Not words one may typically might expect to find in the same sentence, but an increasing number of us are celebrating the end of our marriages with a knees-up. Celebratory divorce cards and cakes are becoming quite the norm too.
How do most people feel about divorce parties though? Would that courageous party face be a veneer as we danced the night away, wanting to reassure our friends and family that we are alright, or would we be truly celebrating? I’m guessing the answer is as varied as the different people and stories from the mix.
For lots of people getting divorced is incredibly harrowing, especially if there are children to take into account. Most of us have a romanticised view of marriage, which often ends with growing old and sipping cocoa by the fire together.
When things begin to go wrong people will often try many things before they finally decide to call it a day, committing to working through infidelity, melbourne fl animal removal, deception, financial hardship or behavioural issues. Before they call the divorce attorney they have often tried therapy, counselling from friends, family, religious advisers, mediators or trial separations until they finally say ‘no more’.
Practical issues aplenty also have to be dealt with. Finances and possessions need to be trawled through and apportioned accordingly. Ownership of this CD collection or a 5 year-old Christmas gift can suddenly attain an unprecedented level of significance and poignancy as it makes the reality of this situation even more bleak. There is rarely a reason to feel like celebrating!
Children can suffer the most because of divorce, feeling torn if they are asked to choose where to live or sense that they are expected to take sides. There may even be the emergence of new step-parents slowly making their presence felt. Child-related matters can call for much tolerance and patience so as to amicably settle custodial, financial and national arrangements. And even grown-up kids can struggle to take the end of the parents’ marriage, ‘it’s not supposed to happen’, can be heard quite often at these times.
Friends may be split in their loyalties, often declining to take sides, but in reality often ending up in one camp. Or friendships might be dropped altogether as the newly single situation causes discomfort or unease as everybody’s struggling to accommodate the new arrangements. It can even be an unsettling time for friends as they can’t help but reflect on the true state of their cozy domestic arrangements.

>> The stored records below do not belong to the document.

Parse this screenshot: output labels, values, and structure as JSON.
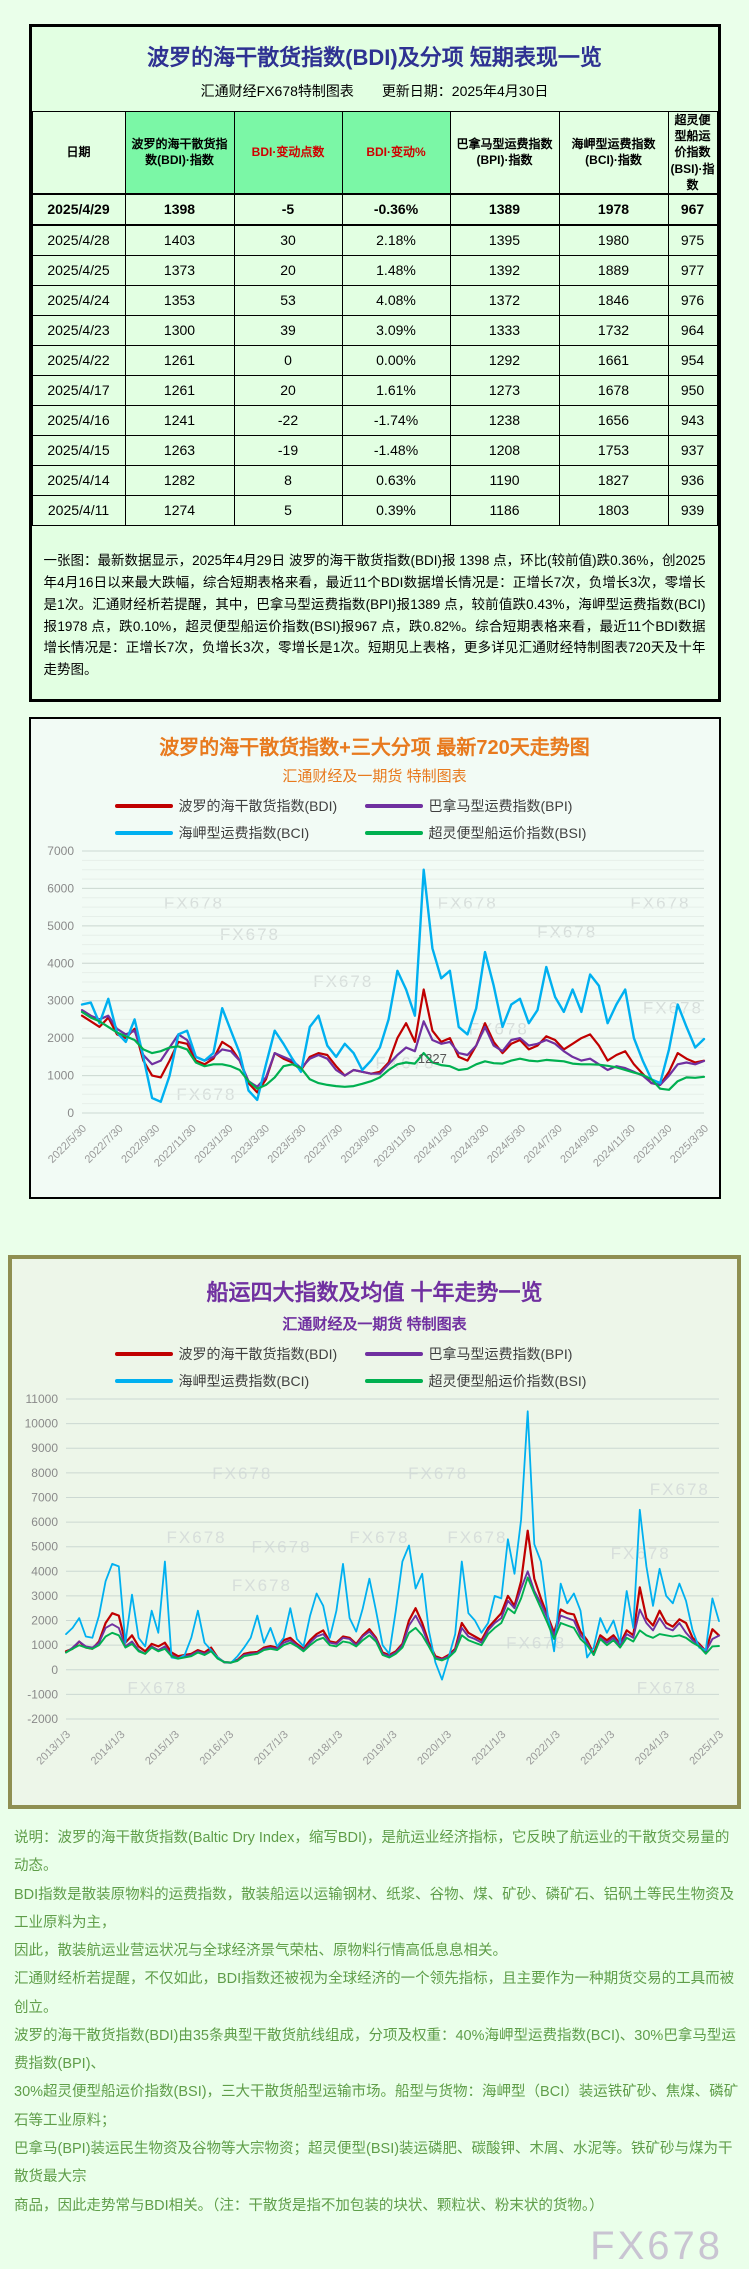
{
  "page": {
    "watermark": "FX678"
  },
  "summary_table": {
    "title": "波罗的海干散货指数(BDI)及分项 短期表现一览",
    "subtitle_left": "汇通财经FX678特制图表",
    "subtitle_right": "更新日期：2025年4月30日",
    "columns": [
      "日期",
      "波罗的海干散货指数(BDI)·指数",
      "BDI·变动点数",
      "BDI·变动%",
      "巴拿马型运费指数(BPI)·指数",
      "海岬型运费指数(BCI)·指数",
      "超灵便型船运价指数(BSI)·指数"
    ],
    "rows": [
      [
        "2025/4/29",
        "1398",
        "-5",
        "-0.36%",
        "1389",
        "1978",
        "967"
      ],
      [
        "2025/4/28",
        "1403",
        "30",
        "2.18%",
        "1395",
        "1980",
        "975"
      ],
      [
        "2025/4/25",
        "1373",
        "20",
        "1.48%",
        "1392",
        "1889",
        "977"
      ],
      [
        "2025/4/24",
        "1353",
        "53",
        "4.08%",
        "1372",
        "1846",
        "976"
      ],
      [
        "2025/4/23",
        "1300",
        "39",
        "3.09%",
        "1333",
        "1732",
        "964"
      ],
      [
        "2025/4/22",
        "1261",
        "0",
        "0.00%",
        "1292",
        "1661",
        "954"
      ],
      [
        "2025/4/17",
        "1261",
        "20",
        "1.61%",
        "1273",
        "1678",
        "950"
      ],
      [
        "2025/4/16",
        "1241",
        "-22",
        "-1.74%",
        "1238",
        "1656",
        "943"
      ],
      [
        "2025/4/15",
        "1263",
        "-19",
        "-1.48%",
        "1208",
        "1753",
        "937"
      ],
      [
        "2025/4/14",
        "1282",
        "8",
        "0.63%",
        "1190",
        "1827",
        "936"
      ],
      [
        "2025/4/11",
        "1274",
        "5",
        "0.39%",
        "1186",
        "1803",
        "939"
      ]
    ],
    "note": "一张图：最新数据显示，2025年4月29日 波罗的海干散货指数(BDI)报 1398 点，环比(较前值)跌0.36%，创2025年4月16日以来最大跌幅，综合短期表格来看，最近11个BDI数据增长情况是：正增长7次，负增长3次，零增长是1次。汇通财经析若提醒，其中，巴拿马型运费指数(BPI)报1389 点，较前值跌0.43%，海岬型运费指数(BCI)报1978 点，跌0.10%，超灵便型船运价指数(BSI)报967 点，跌0.82%。综合短期表格来看，最近11个BDI数据增长情况是：正增长7次，负增长3次，零增长是1次。短期见上表格，更多详见汇通财经特制图表720天及十年走势图。"
  },
  "chart_data": [
    {
      "type": "line",
      "title": "波罗的海干散货指数+三大分项  最新720天走势图",
      "subtitle": "汇通财经及一期货 特制图表",
      "legend_position": "top",
      "grid": true,
      "watermark": "FX678",
      "watermarks": [
        [
          0.18,
          0.22
        ],
        [
          0.62,
          0.22
        ],
        [
          0.93,
          0.22
        ],
        [
          0.27,
          0.34
        ],
        [
          0.78,
          0.33
        ],
        [
          0.42,
          0.52
        ],
        [
          0.67,
          0.7
        ],
        [
          0.95,
          0.62
        ],
        [
          0.52,
          0.83
        ],
        [
          0.2,
          0.95
        ]
      ],
      "ylim": [
        0,
        7000
      ],
      "ytick_step": 1000,
      "minor_step": 250,
      "x_labels": [
        "2022/5/30",
        "2022/7/30",
        "2022/9/30",
        "2022/11/30",
        "2023/1/30",
        "2023/3/30",
        "2023/5/30",
        "2023/7/30",
        "2023/9/30",
        "2023/11/30",
        "2024/1/30",
        "2024/3/30",
        "2024/5/30",
        "2024/7/30",
        "2024/9/30",
        "2024/11/30",
        "2025/1/30",
        "2025/3/30"
      ],
      "annotations": [
        {
          "text": "1227",
          "x_frac": 0.54,
          "value": 1330
        }
      ],
      "series": [
        {
          "name": "波罗的海干散货指数(BDI)",
          "color": "#c00000",
          "width": 2.2,
          "values": [
            2600,
            2450,
            2300,
            2550,
            2100,
            2000,
            2250,
            1400,
            1000,
            950,
            1400,
            1900,
            1850,
            1400,
            1300,
            1450,
            1900,
            1750,
            1400,
            800,
            550,
            900,
            1600,
            1450,
            1350,
            1150,
            1500,
            1600,
            1550,
            1250,
            1000,
            1150,
            1100,
            1050,
            1100,
            1350,
            2000,
            2400,
            1900,
            3300,
            2200,
            1900,
            2000,
            1500,
            1400,
            1800,
            2400,
            1900,
            1600,
            1850,
            1950,
            1700,
            1800,
            2050,
            1950,
            1700,
            1850,
            2000,
            2100,
            1800,
            1400,
            1550,
            1650,
            1300,
            1050,
            800,
            750,
            1100,
            1600,
            1450,
            1350,
            1398
          ]
        },
        {
          "name": "巴拿马型运费指数(BPI)",
          "color": "#7030a0",
          "width": 2.2,
          "values": [
            2750,
            2600,
            2500,
            2600,
            2250,
            2100,
            2200,
            1550,
            1300,
            1400,
            1750,
            2100,
            1950,
            1500,
            1400,
            1500,
            1700,
            1650,
            1400,
            850,
            700,
            950,
            1600,
            1500,
            1400,
            1200,
            1450,
            1550,
            1450,
            1150,
            1000,
            1150,
            1100,
            1050,
            1050,
            1300,
            1550,
            1750,
            1650,
            2450,
            1950,
            1850,
            1900,
            1600,
            1550,
            1800,
            2300,
            1800,
            1650,
            1950,
            2000,
            1800,
            1850,
            1950,
            1850,
            1650,
            1500,
            1400,
            1450,
            1300,
            1150,
            1250,
            1200,
            1100,
            1000,
            800,
            750,
            1000,
            1300,
            1350,
            1300,
            1389
          ]
        },
        {
          "name": "海岬型运费指数(BCI)",
          "color": "#00b0f0",
          "width": 2.4,
          "values": [
            2900,
            2950,
            2400,
            3050,
            2150,
            1900,
            2500,
            1500,
            400,
            300,
            1000,
            2100,
            2200,
            1500,
            1400,
            1600,
            2800,
            2200,
            1600,
            600,
            350,
            1300,
            2200,
            1850,
            1450,
            1100,
            2300,
            2600,
            1800,
            1500,
            1850,
            1600,
            1150,
            1400,
            1750,
            2500,
            3800,
            3300,
            2600,
            6500,
            4400,
            3600,
            3800,
            2300,
            2100,
            2800,
            4300,
            3400,
            2300,
            2900,
            3050,
            2400,
            2750,
            3900,
            3100,
            2700,
            3300,
            2700,
            3700,
            3400,
            2400,
            2900,
            3300,
            2000,
            1400,
            900,
            800,
            1700,
            2900,
            2300,
            1750,
            1978
          ]
        },
        {
          "name": "超灵便型船运价指数(BSI)",
          "color": "#00b050",
          "width": 2.2,
          "values": [
            2700,
            2550,
            2450,
            2300,
            2150,
            2050,
            1950,
            1700,
            1600,
            1650,
            1750,
            1780,
            1700,
            1350,
            1250,
            1300,
            1300,
            1250,
            1150,
            850,
            650,
            750,
            950,
            1250,
            1300,
            1200,
            900,
            800,
            750,
            720,
            700,
            720,
            780,
            850,
            950,
            1150,
            1300,
            1350,
            1320,
            1600,
            1350,
            1280,
            1250,
            1150,
            1180,
            1300,
            1380,
            1330,
            1320,
            1400,
            1450,
            1400,
            1380,
            1420,
            1400,
            1380,
            1320,
            1300,
            1300,
            1290,
            1260,
            1220,
            1150,
            1080,
            1020,
            900,
            650,
            620,
            850,
            950,
            940,
            967
          ]
        }
      ]
    },
    {
      "type": "line",
      "title": "船运四大指数及均值 十年走势一览",
      "subtitle": "汇通财经及一期货 特制图表",
      "legend_position": "top",
      "grid": true,
      "watermark": "FX678",
      "watermarks": [
        [
          0.27,
          0.25
        ],
        [
          0.57,
          0.25
        ],
        [
          0.94,
          0.3
        ],
        [
          0.2,
          0.45
        ],
        [
          0.33,
          0.48
        ],
        [
          0.48,
          0.45
        ],
        [
          0.63,
          0.45
        ],
        [
          0.88,
          0.5
        ],
        [
          0.3,
          0.6
        ],
        [
          0.72,
          0.78
        ],
        [
          0.14,
          0.92
        ],
        [
          0.92,
          0.92
        ]
      ],
      "ylim": [
        -2000,
        11000
      ],
      "ytick_step": 1000,
      "minor_step": null,
      "x_labels": [
        "2013/1/3",
        "2014/1/3",
        "2015/1/3",
        "2016/1/3",
        "2017/1/3",
        "2018/1/3",
        "2019/1/3",
        "2020/1/3",
        "2021/1/3",
        "2022/1/3",
        "2023/1/3",
        "2024/1/3",
        "2025/1/3"
      ],
      "annotations": [],
      "series": [
        {
          "name": "波罗的海干散货指数(BDI)",
          "color": "#c00000",
          "width": 2.2,
          "values": [
            750,
            850,
            1150,
            900,
            850,
            1150,
            1900,
            2300,
            2200,
            1100,
            1400,
            950,
            750,
            1050,
            950,
            1100,
            700,
            550,
            600,
            650,
            800,
            700,
            900,
            500,
            300,
            290,
            400,
            650,
            700,
            720,
            900,
            960,
            900,
            1200,
            1300,
            1050,
            850,
            1200,
            1450,
            1600,
            1150,
            1100,
            1350,
            1300,
            1050,
            1400,
            1650,
            1300,
            700,
            600,
            750,
            1050,
            2000,
            2500,
            1900,
            1100,
            550,
            450,
            600,
            850,
            1900,
            1500,
            1350,
            1200,
            1700,
            2000,
            2300,
            3000,
            2600,
            3600,
            5650,
            3700,
            2900,
            2200,
            1500,
            2450,
            2300,
            2250,
            1550,
            1200,
            650,
            1400,
            1200,
            1400,
            1050,
            1600,
            1400,
            3350,
            2100,
            1800,
            2400,
            1900,
            1750,
            2050,
            1900,
            1300,
            1050,
            760,
            1650,
            1398
          ]
        },
        {
          "name": "巴拿马型运费指数(BPI)",
          "color": "#7030a0",
          "width": 1.9,
          "values": [
            700,
            900,
            1150,
            950,
            900,
            1100,
            1700,
            1850,
            1700,
            950,
            1150,
            800,
            650,
            950,
            800,
            950,
            600,
            480,
            550,
            600,
            750,
            650,
            800,
            460,
            320,
            300,
            380,
            600,
            650,
            680,
            850,
            900,
            850,
            1100,
            1200,
            1000,
            800,
            1100,
            1350,
            1450,
            1100,
            1050,
            1300,
            1250,
            1000,
            1350,
            1550,
            1250,
            650,
            550,
            700,
            1000,
            1800,
            2200,
            1700,
            1000,
            500,
            420,
            550,
            800,
            1700,
            1350,
            1250,
            1100,
            1600,
            1900,
            2100,
            2800,
            2500,
            3300,
            4000,
            3200,
            2700,
            2100,
            1400,
            2200,
            2100,
            2000,
            1400,
            1100,
            600,
            1300,
            1100,
            1300,
            1000,
            1450,
            1300,
            2450,
            1900,
            1600,
            2100,
            1700,
            1600,
            1900,
            1500,
            1200,
            1000,
            750,
            1250,
            1389
          ]
        },
        {
          "name": "海岬型运费指数(BCI)",
          "color": "#00b0f0",
          "width": 1.8,
          "values": [
            1450,
            1700,
            2100,
            1350,
            1300,
            2200,
            3600,
            4300,
            4200,
            1100,
            3050,
            1300,
            950,
            2400,
            1500,
            4400,
            500,
            450,
            600,
            1300,
            2400,
            1100,
            800,
            500,
            300,
            280,
            550,
            900,
            1300,
            2200,
            1100,
            1700,
            950,
            1300,
            2500,
            1250,
            950,
            2200,
            3100,
            2600,
            1300,
            2400,
            4300,
            2100,
            1550,
            2500,
            3700,
            2400,
            1000,
            650,
            2400,
            4400,
            5050,
            3300,
            3900,
            1600,
            300,
            -400,
            500,
            1450,
            4400,
            2300,
            2000,
            1500,
            1900,
            3000,
            2900,
            5300,
            3900,
            6100,
            10500,
            5100,
            4400,
            2300,
            750,
            3500,
            2700,
            3100,
            2400,
            500,
            900,
            2100,
            1500,
            2000,
            1100,
            3200,
            1700,
            6500,
            4200,
            2600,
            4100,
            3000,
            2700,
            3500,
            2800,
            1600,
            900,
            800,
            2900,
            1978
          ]
        },
        {
          "name": "超灵便型船运价指数(BSI)",
          "color": "#00b050",
          "width": 1.9,
          "values": [
            700,
            850,
            1000,
            900,
            850,
            1000,
            1350,
            1500,
            1400,
            900,
            1050,
            750,
            650,
            900,
            750,
            850,
            550,
            450,
            500,
            550,
            700,
            600,
            750,
            450,
            310,
            290,
            360,
            550,
            600,
            650,
            800,
            850,
            800,
            1000,
            1100,
            950,
            750,
            1000,
            1200,
            1300,
            1000,
            950,
            1150,
            1100,
            950,
            1200,
            1400,
            1150,
            600,
            500,
            650,
            900,
            1500,
            1700,
            1400,
            950,
            450,
            380,
            500,
            750,
            1400,
            1200,
            1100,
            1000,
            1450,
            1700,
            1900,
            2500,
            2300,
            2900,
            3750,
            3100,
            2500,
            1900,
            1250,
            1900,
            1800,
            1700,
            1250,
            1000,
            600,
            1250,
            1000,
            1200,
            900,
            1300,
            1150,
            1600,
            1400,
            1300,
            1450,
            1400,
            1350,
            1400,
            1300,
            1100,
            950,
            650,
            950,
            967
          ]
        }
      ]
    }
  ],
  "description": {
    "lines": [
      "说明：波罗的海干散货指数(Baltic Dry Index，缩写BDI)，是航运业经济指标，它反映了航运业的干散货交易量的动态。",
      "BDI指数是散装原物料的运费指数，散装船运以运输钢材、纸浆、谷物、煤、矿砂、磷矿石、铝矾土等民生物资及工业原料为主，",
      "因此，散装航运业营运状况与全球经济景气荣枯、原物料行情高低息息相关。",
      "汇通财经析若提醒，不仅如此，BDI指数还被视为全球经济的一个领先指标，且主要作为一种期货交易的工具而被创立。",
      "波罗的海干散货指数(BDI)由35条典型干散货航线组成，分项及权重：40%海岬型运费指数(BCI)、30%巴拿马型运费指数(BPI)、",
      "30%超灵便型船运价指数(BSI)，三大干散货船型运输市场。船型与货物：海岬型（BCI）装运铁矿砂、焦煤、磷矿石等工业原料；",
      "巴拿马(BPI)装运民生物资及谷物等大宗物资；超灵便型(BSI)装运磷肥、碳酸钾、木屑、水泥等。铁矿砂与煤为干散货最大宗",
      "商品，因此走势常与BDI相关。（注：干散货是指不加包装的块状、颗粒状、粉末状的货物。）"
    ]
  }
}
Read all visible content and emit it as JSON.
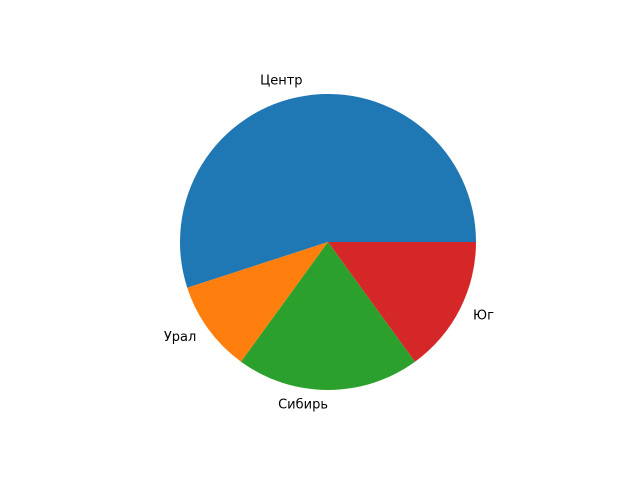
{
  "chart_data": {
    "type": "pie",
    "categories": [
      "Центр",
      "Урал",
      "Сибирь",
      "Юг"
    ],
    "values": [
      55,
      10,
      20,
      15
    ],
    "colors": [
      "#1f77b4",
      "#ff7f0e",
      "#2ca02c",
      "#d62728"
    ],
    "start_angle_deg": 0,
    "direction": "counterclockwise",
    "title": ""
  }
}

After all the drama there’s often a period of grief to be worked through, a sense of loss and feeling a failure to be processed. Post-divorce can necessitate time to heal and lick one’s wounds. It’s rare for both parties to feel the same about a breakup and over time the situation may have become acrimonious; each party may have had very different perspectives of the marriage.
So, once the dust begins to settle and a new house, routine and lifestyle have been embarked upon, throwing a party can seem like a signal that things are finally coming together and a new normality has begun to take shape.
It may be a time to shout, ‘I am coming out the other side’. However, it’s also important to be mindful as to how one’s ex is feeling. If one individual is clearly struggling financially or is still hurting badly surely some tact and sensitivity is appropriate.
After all, you loved each other once. Seeing your ex throw a lavish party whilst you can hardly afford to pay the bills seems unnecessarily cruel! And children, even adult children, can feel aggrieved if their parent’s demonstrate insensitivity by celebrating excessively at such a difficult time.
All the pre-divorce years of negativity, hurt, tolerance of a bad situation or time spent hopeless at an increasing indifference between you both – all that’s finally come to an end.
Tastefully pulling friends, family and fans together to share a fantastic time and say ‘thanks’ for their aid can be an important method to draw a line under the past and start your commitment to a happier, more positive new stage in your life.